Emitting around 20 per cent less CO2 than a petrol vehicle, a diesel-powered car remains the ideal choice if you’re regularly covering a significant amount of mileage i.e. more than 12,000 miles a year, as it will often be more economical than a petrol-propelled equivalent. Diesel is also considered to be more suitable if you’re driving a larger car such a people carrier or an SUV, and/or are towing a trailer or caravan.

 

Electric

 

Electric cars are fast gaining popularity, and the obvious benefits of owning one are the fact that they are zero emission and are quiet to drive due to the absence of any engine noise.

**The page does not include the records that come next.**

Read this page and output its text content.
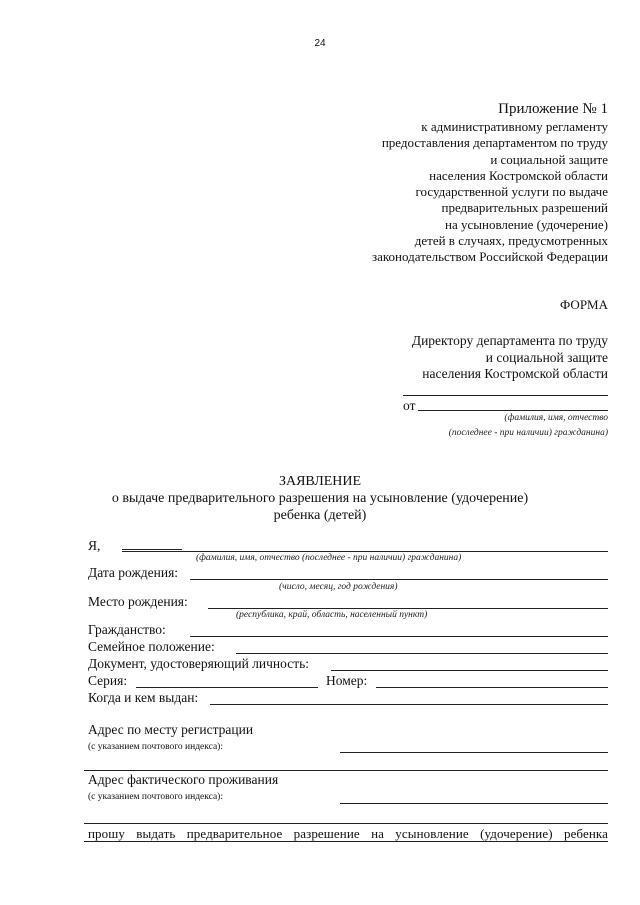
24
Приложение № 1
к административному регламенту
предоставления департаментом по труду
и социальной защите
населения Костромской области
государственной услуги по выдаче
предварительных разрешений
на усыновление (удочерение)
детей в случаях, предусмотренных
законодательством Российской Федерации
ФОРМА
Директору департамента по труду
и социальной защите
населения Костромской области
от
(фамилия, имя, отчество
(последнее - при наличии) гражданина)
ЗАЯВЛЕНИЕ
о выдаче предварительного разрешения на усыновление (удочерение)
ребенка (детей)
Я,
(фамилия, имя, отчество (последнее - при наличии) гражданина)
Дата рождения:
(число, месяц, год рождения)
Место рождения:
(республика, край, область, населенный пункт)
Гражданство:
Семейное положение:
Документ, удостоверяющий личность:
Серия:	Номер:
Когда и кем выдан:
Адрес по месту регистрации
(с указанием почтового индекса):
Адрес фактического проживания
(с указанием почтового индекса):
прошу выдать предварительное разрешение на усыновление (удочерение) ребенка
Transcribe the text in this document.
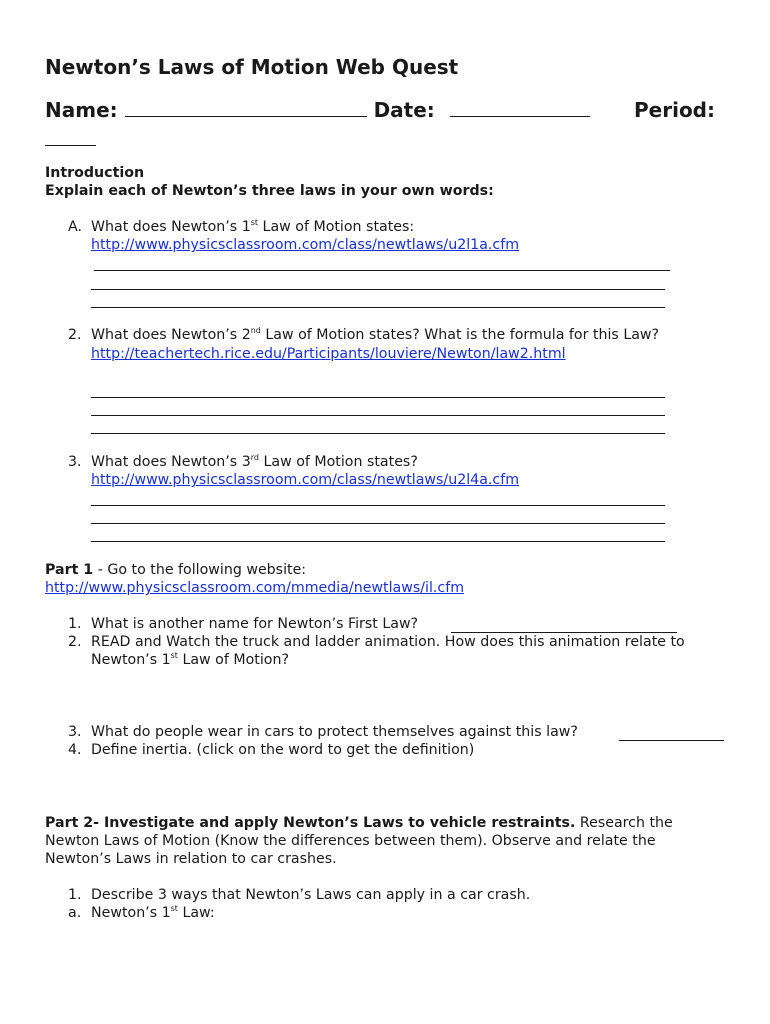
Newton’s Laws of Motion Web Quest
Name:	Date:	Period:
Introduction
Explain each of Newton’s three laws in your own words:
A. What does Newton’s 1st Law of Motion states:
http://www.physicsclassroom.com/class/newtlaws/u2l1a.cfm
2. What does Newton’s 2nd Law of Motion states? What is the formula for this Law?
http://teachertech.rice.edu/Participants/louviere/Newton/law2.html
3. What does Newton’s 3rd Law of Motion states?
http://www.physicsclassroom.com/class/newtlaws/u2l4a.cfm
Part 1 - Go to the following website:
http://www.physicsclassroom.com/mmedia/newtlaws/il.cfm
1. What is another name for Newton’s First Law?
2. READ and Watch the truck and ladder animation. How does this animation relate to
Newton’s 1st Law of Motion?
3. What do people wear in cars to protect themselves against this law?
4. Define inertia. (click on the word to get the definition)
Part 2- Investigate and apply Newton’s Laws to vehicle restraints. Research the
Newton Laws of Motion (Know the differences between them). Observe and relate the
Newton’s Laws in relation to car crashes.
1. Describe 3 ways that Newton’s Laws can apply in a car crash.
a. Newton’s 1st Law:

There are also less parts to service and no oil changes, and with instant torque produced by an electric motor when you put your foot on the accelerator, electric cars will be quicker off the line than their petrol or diesel equivalents.

 

Whether an electric car is suitable versus the traditional combustion engine is once again down to planned usage and lifestyle. Before making a purchase, it’s important to look at what range is covered between charges, where the main charging points are along your regular routes, in addition to what the cost is to replenish the battery from empty, and how long it takes. Also, get a quote for having a charging system installed at home if you have off-road parking, as government grants are available.

 

Try before you buy

 

Just as important as doing your research is actually putting a car to the test first-hand. This is when you will truly find out whether the make and model is right for you, away from ticking the boxes in terms of the financials. A test drive is a great opportunity to ask plenty of questions, and to get a feel for how the car performs on different types of roads such as motorways and country lanes. Being at the wheel is an ideal chance to gauge the level of comfort, visibility and space, and how intuitive the built-in technology is, such as the infotainment and satellite navigation systems.

 

The extras matter

 

In addition to a plethora of options which come with the choice of specification, any extras are also worth looking out for. These can come in the form of free servicing and insurance for a specified period or a vehicle warranty which can be for as much as seven years.

 

Money talks

 

There are various ways to buy a car according to what best suits your finances. This can vary from paying outright, to opting for a personal contract purchase (PCP), hire purchase or leasing through the Motability Scheme if you qualify. Ultimately, you need to ensure that the car falls within your budget and that any monthly payments will be affordable throughout the term of any finance contract.

 

Check the vehicle’s condition and paperwork

 

On the day of collection, which is an exciting time, take the time to have a walk around the car before leaving the forecourt. The bodywork should be free of any scratches and scuffs, and the specification should be in-line with what you ordered. Just as importantly, make sure that you are given all the correct paperwork, including the final invoice, a receipt of any payments, the V5C registration certificate (the logbook), the drive away insurance policy (if it’s been offered by the dealer), plus the handbook and servicing schedule. The handover is also an opportunity to ask for a refresher on the car’s controls before heading out on to the road.